Wearing compression socks while running can have additional performance benefits. The socks offer gradual compression which improves circulation below the knee. This increases oxygen delivery to the muscles, improves blood circulation to the heart and speeds the removal of lactic acid.
According to The Science of Running, another theory is that compression socks may decrease muscle vibration caused by impact.
As you progress through your training, your feet will naturally toughen up and develop calluses, Some people suggest soaking your feet in strong tea several times a week so that tannic acid can help toughen up your skin. We have never tried this so we can’t guarantee its efficacy. However, if you have calluses or corns that keep rubbing on your shoes and are getting red and sore, we suggest putting corn pads on them to protect them.
If they’re becoming really painful or problematic, you should see a podiatrist at AA Podiatry (0141 778 4400) to have them checked out and trimmed. You also need to figure out what’s causing the problem – for example, your shoes may not fit or your socks may be wrong for you.
Whilst you want your feet to be tough for the marathon, if you notice cracks or dry skin on your foot or heels, then make sure you apply moisturiser regularly. Cracks can split open severely and become bloody, painful fissures. Try to take care of them before they get there.
Some runners prefer a warm wax therapy to put moisture back into the skin and help soften it.
Right Before the Marathon
See your AA podiatrist for a thorough foot check a few days before the marathon.
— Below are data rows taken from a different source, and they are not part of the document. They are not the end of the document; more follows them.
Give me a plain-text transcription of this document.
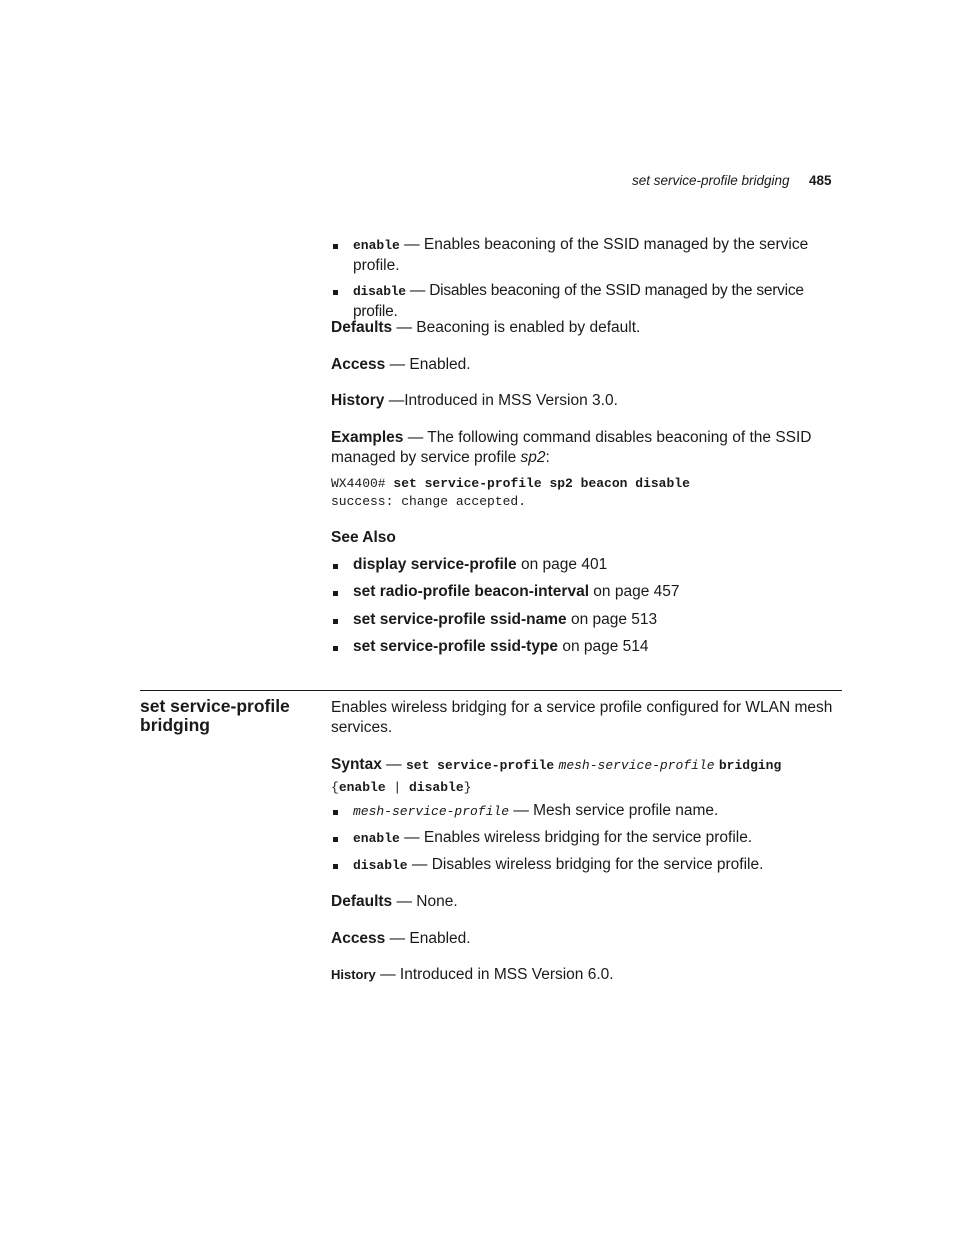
set service-profile bridging 485
enable — Enables beaconing of the SSID managed by the service profile.
disable — Disables beaconing of the SSID managed by the service profile.
Defaults — Beaconing is enabled by default.
Access — Enabled.
History —Introduced in MSS Version 3.0.
Examples — The following command disables beaconing of the SSID managed by service profile sp2:
WX4400# set service-profile sp2 beacon disable
success: change accepted.
See Also
display service-profile on page 401
set radio-profile beacon-interval on page 457
set service-profile ssid-name on page 513
set service-profile ssid-type on page 514
set service-profile bridging
Enables wireless bridging for a service profile configured for WLAN mesh services.
Syntax — set service-profile mesh-service-profile bridging
{enable | disable}
mesh-service-profile — Mesh service profile name.
enable — Enables wireless bridging for the service profile.
disable — Disables wireless bridging for the service profile.
Defaults — None.
Access — Enabled.
History — Introduced in MSS Version 6.0.
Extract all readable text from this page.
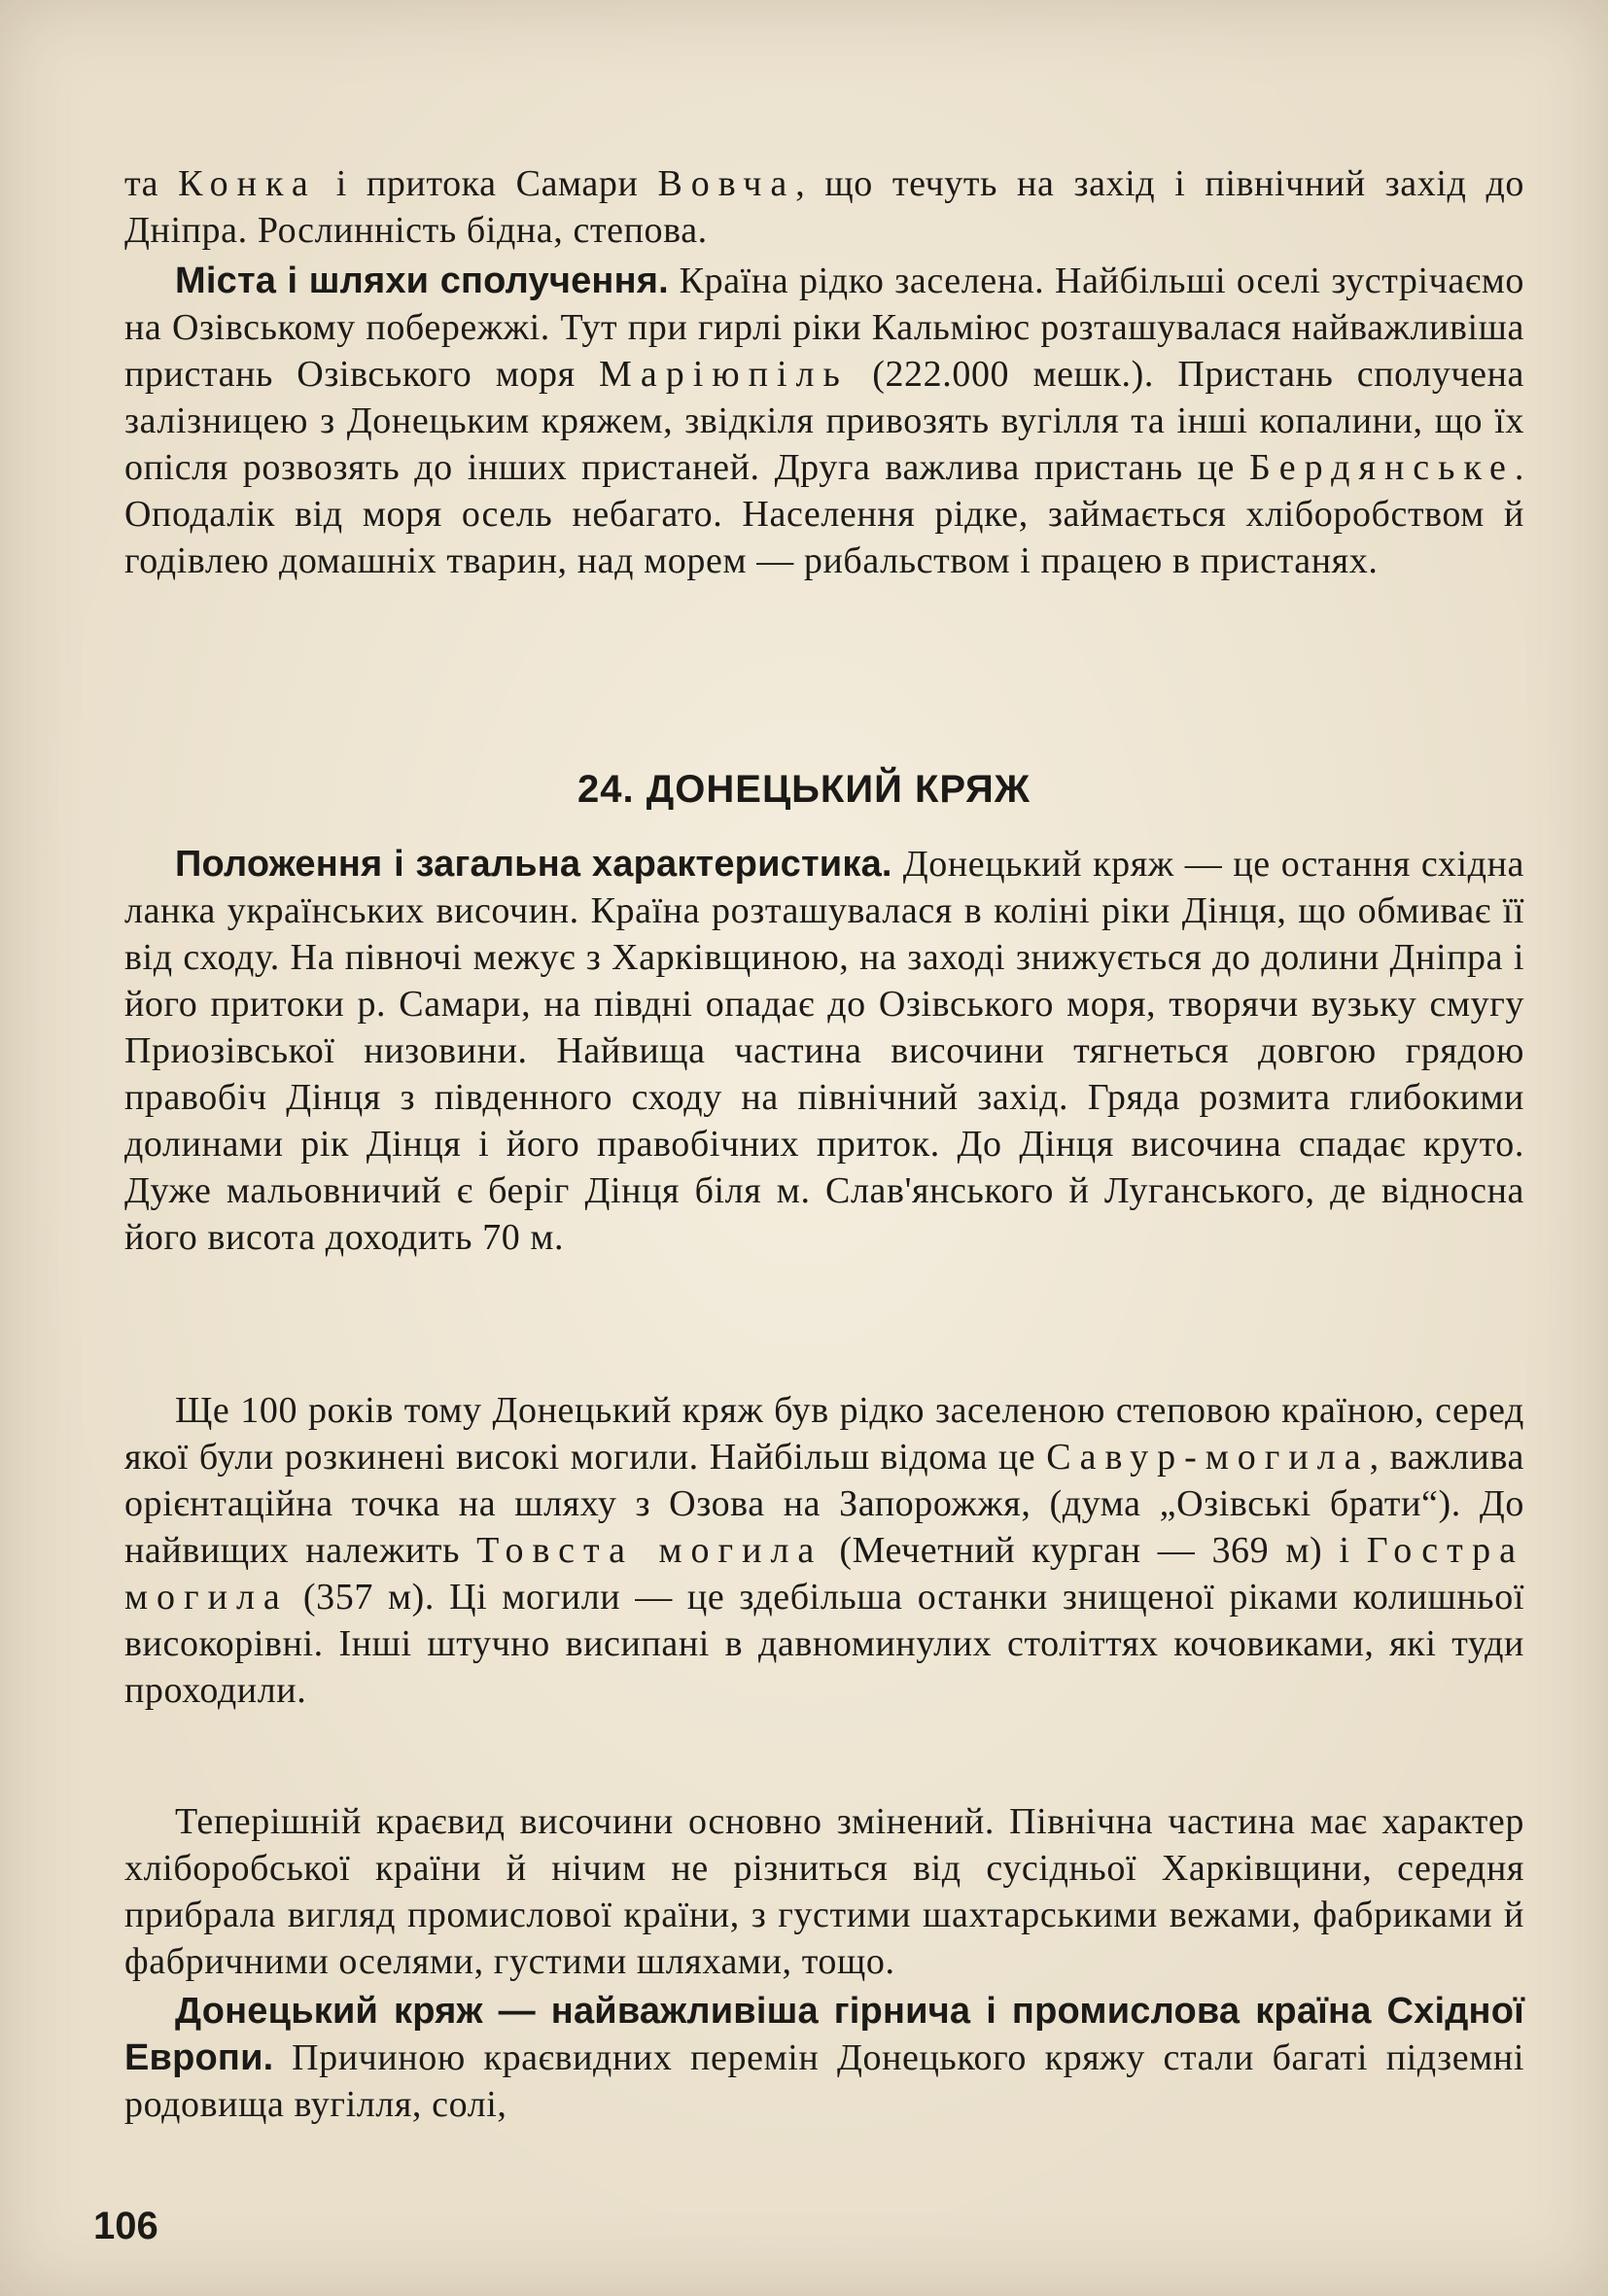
та Конка і притока Самари Вовча, що течуть на захід і північний захід до Дніпра. Рослинність бідна, степова.

Міста і шляхи сполучення. Країна рідко заселена. Найбільші оселі зустрічаємо на Озівському побережжі. Тут при гирлі ріки Кальміюс розташувалася найважливіша пристань Озівського моря Маріюпіль (222.000 мешк.). Пристань сполучена залізницею з Донецьким кряжем, звідкіля привозять вугілля та інші копалини, що їх опісля розвозять до інших пристаней. Друга важлива пристань це Бердянське. Оподалік від моря осель небагато. Населення рідке, займається хліборобством й годівлею домашніх тварин, над морем — рибальством і працею в пристанях.

24. ДОНЕЦЬКИЙ КРЯЖ

Положення і загальна характеристика. Донецький кряж — це остання східна ланка українських височин. Країна розташувалася в коліні ріки Дінця, що обмиває її від сходу. На півночі межує з Харківщиною, на заході знижується до долини Дніпра і його притоки р. Самари, на півдні опадає до Озівського моря, творячи вузьку смугу Приозівської низовини. Найвища частина височини тягнеться довгою грядою правобіч Дінця з південного сходу на північний захід. Гряда розмита глибокими долинами рік Дінця і його правобічних приток. До Дінця височина спадає круто. Дуже мальовничий є беріг Дінця біля м. Слав'янського й Луганського, де відносна його висота доходить 70 м.

Ще 100 років тому Донецький кряж був рідко заселеною степовою країною, серед якої були розкинені високі могили. Найбільш відома це Савур-могила, важлива орієнтаційна точка на шляху з Озова на Запорожжя, (дума „Озівські брати“). До найвищих належить Товста могила (Мечетний курган — 369 м) і Гостра могила (357 м). Ці могили — це здебільша останки знищеної ріками колишньої високорівні. Інші штучно висипані в давноминулих століттях кочовиками, які туди проходили.

Теперішній краєвид височини основно змінений. Північна частина має характер хліборобської країни й нічим не різниться від сусідньої Харківщини, середня прибрала вигляд промислової країни, з густими шахтарськими вежами, фабриками й фабричними оселями, густими шляхами, тощо.

Донецький кряж — найважливіша гірнича і промислова країна Східної Европи. Причиною краєвидних перемін Донецького кряжу стали багаті підземні родовища вугілля, солі,

106
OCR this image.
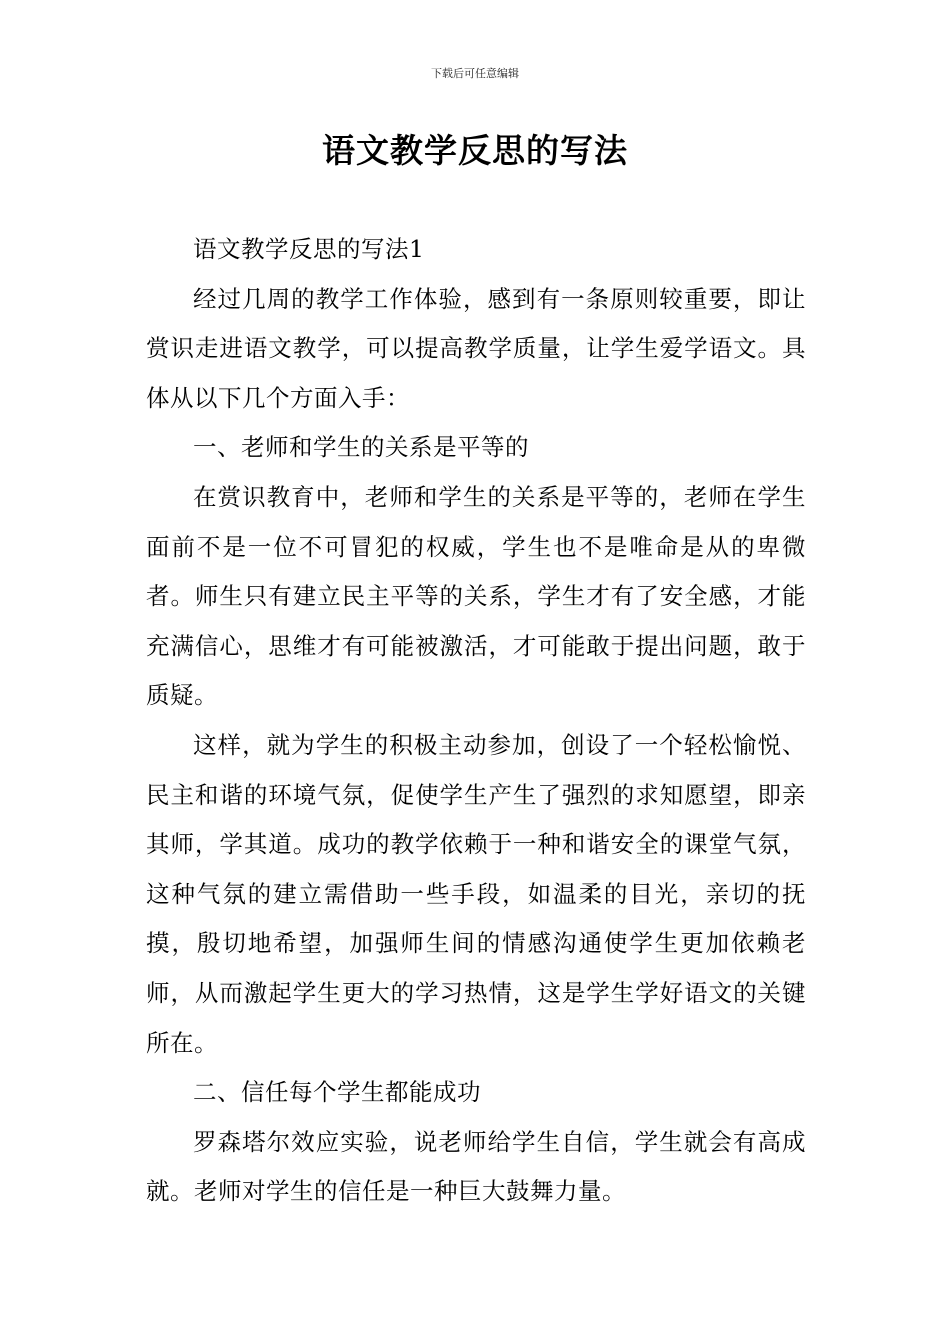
下载后可任意编辑
语文教学反思的写法

语文教学反思的写法1

经过几周的教学工作体验，感到有一条原则较重要，即让赏识走进语文教学，可以提高教学质量，让学生爱学语文。具体从以下几个方面入手：

一、老师和学生的关系是平等的

在赏识教育中，老师和学生的关系是平等的，老师在学生面前不是一位不可冒犯的权威，学生也不是唯命是从的卑微者。师生只有建立民主平等的关系，学生才有了安全感，才能充满信心，思维才有可能被激活，才可能敢于提出问题，敢于质疑。

这样，就为学生的积极主动参加，创设了一个轻松愉悦、民主和谐的环境气氛，促使学生产生了强烈的求知愿望，即亲其师，学其道。成功的教学依赖于一种和谐安全的课堂气氛，这种气氛的建立需借助一些手段，如温柔的目光，亲切的抚摸，殷切地希望，加强师生间的情感沟通使学生更加依赖老师，从而激起学生更大的学习热情，这是学生学好语文的关键所在。

二、信任每个学生都能成功

罗森塔尔效应实验，说老师给学生自信，学生就会有高成就。老师对学生的信任是一种巨大鼓舞力量。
If you have particularly thick calluses, you may want to file them down. If you have blisters, make sure you layer blister pads over them. Trim your toenails straight so they’re square across the top, no higher than the tip of your toe. Keeping your toenails this length can help prevent the dreaded ‘black toenail’ that comes from your nail repeatedly banging against the tip of your shoe.
Following these steps will help your feet help you get through your marathon. Good luck and have fun!